The video below offers a fairly charming history of Cell Theory, basically the idea that living things are made up of cells and that cells come from pre-existing cells. I’m not sure why the video describes the course of discovery as “weird” and “wacky”, but what strikes me in particular is that the human foibles involved seem all too familiar. Hooke feuded with Newton, Schleiden feuded with Schwann. To this day we decry the involvement of personalities in science, which we want to be completely objective and somehow above being influenced by human nature, cliques and hurt feelings. Plus ça change, plus c’est la même chose.

David Crotty

David Crotty

David Crotty is a Senior Consultant at Clarke & Esposito, a boutique management consulting firm focused on strategic issues related to professional and academic publishing and information services. Previously, David was the Editorial Director, Journals Policy for Oxford University Press. He oversaw journal policy across OUP’s journals program, drove technological innovation, and served as an information officer. David acquired and managed a suite of research society-owned journals with OUP, and before that was the Executive Editor for Cold Spring Harbor Laboratory Press, where he created and edited new science books and journals, along with serving as a journal Editor-in-Chief. He has served on the Board of Directors for the STM Association, the Society for Scholarly Publishing and CHOR, Inc., as well as The AAP-PSP Executive Council. David received his PhD in Genetics from Columbia University and did developmental neuroscience research at Caltech before moving from the bench to publishing.

Discussion

2 Thoughts on "Cell Theory and the Feuds Behind It"

Great video, that is trying to make science interesting by encouraging students to approach it historically. And portraying it as a feud between big egos is a well-established marketing practice that works. Watson began his account of the discovery of DNA structure with “I have never seen Francis Crick in a modest mood.” Sadly, some students will come to believe that this is the norm, rather than the exception, and will be deterred from studying further. Others might relish the prospect of future fights! But all this makes it easier for demagogues to downplay scientific expertise, …

David, thank you for pointing out this video. My work is teaching, but not in classrooms or anywhere near college campuses. I teach history to the executives and boards of private corporations. History of science interests most of them greatly. Videos like this one help me get these executives out of the textbook views of science. Almost all of which are incorrect. Science as fully human and historical effort is difficult to explain. For simplicity and ease of explanation, the textbook versions, while incorrect still often are preferred by busy executives.

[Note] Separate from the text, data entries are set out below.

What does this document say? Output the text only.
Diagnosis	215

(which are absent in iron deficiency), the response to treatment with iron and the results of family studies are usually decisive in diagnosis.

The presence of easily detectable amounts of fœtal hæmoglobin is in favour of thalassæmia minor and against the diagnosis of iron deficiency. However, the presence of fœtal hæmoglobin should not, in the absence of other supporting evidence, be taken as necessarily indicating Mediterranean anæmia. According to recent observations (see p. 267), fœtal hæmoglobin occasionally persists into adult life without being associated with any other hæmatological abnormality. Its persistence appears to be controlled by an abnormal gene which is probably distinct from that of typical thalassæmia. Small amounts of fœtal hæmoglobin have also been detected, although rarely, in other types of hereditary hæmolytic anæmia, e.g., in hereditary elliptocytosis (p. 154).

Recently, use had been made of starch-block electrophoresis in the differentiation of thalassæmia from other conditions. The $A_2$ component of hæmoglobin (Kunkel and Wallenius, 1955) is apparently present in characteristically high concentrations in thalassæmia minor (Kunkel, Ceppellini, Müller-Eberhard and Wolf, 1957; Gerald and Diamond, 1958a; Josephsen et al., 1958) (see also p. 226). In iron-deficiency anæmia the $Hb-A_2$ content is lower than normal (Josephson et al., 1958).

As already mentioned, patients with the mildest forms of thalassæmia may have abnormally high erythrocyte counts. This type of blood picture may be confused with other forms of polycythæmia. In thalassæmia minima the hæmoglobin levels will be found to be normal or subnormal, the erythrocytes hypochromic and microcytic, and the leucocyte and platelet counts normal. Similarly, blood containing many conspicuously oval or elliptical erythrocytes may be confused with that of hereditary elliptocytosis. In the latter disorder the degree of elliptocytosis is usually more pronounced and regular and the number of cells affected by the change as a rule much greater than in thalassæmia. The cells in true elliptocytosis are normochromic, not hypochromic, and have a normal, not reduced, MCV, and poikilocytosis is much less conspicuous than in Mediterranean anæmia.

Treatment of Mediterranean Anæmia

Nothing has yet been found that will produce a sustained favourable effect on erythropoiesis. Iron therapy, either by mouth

I would change the video in at least two ways. These scientists did not discover cells. Rather, they invented them. The real work of scientists in taking all sorts of direct and indirect, often vague, and conflicting observations, and arranging them to invent something new is obscured and demeaned by the word “discovered.” Also, it isn’t weird that scientists are all the same things as other humans – arrogant and conceited, kind and forgiving, passionate and stubborn. Scientists arranging observations and arriving at a common invention is what distinguishes science. And science is based on ignorance, a notion that did not exist before about 1500 in Europe. But existed much earlier in China and Persia, and at least 500 years earlier in Muslim regions. This is the history I want the executives to walk away with.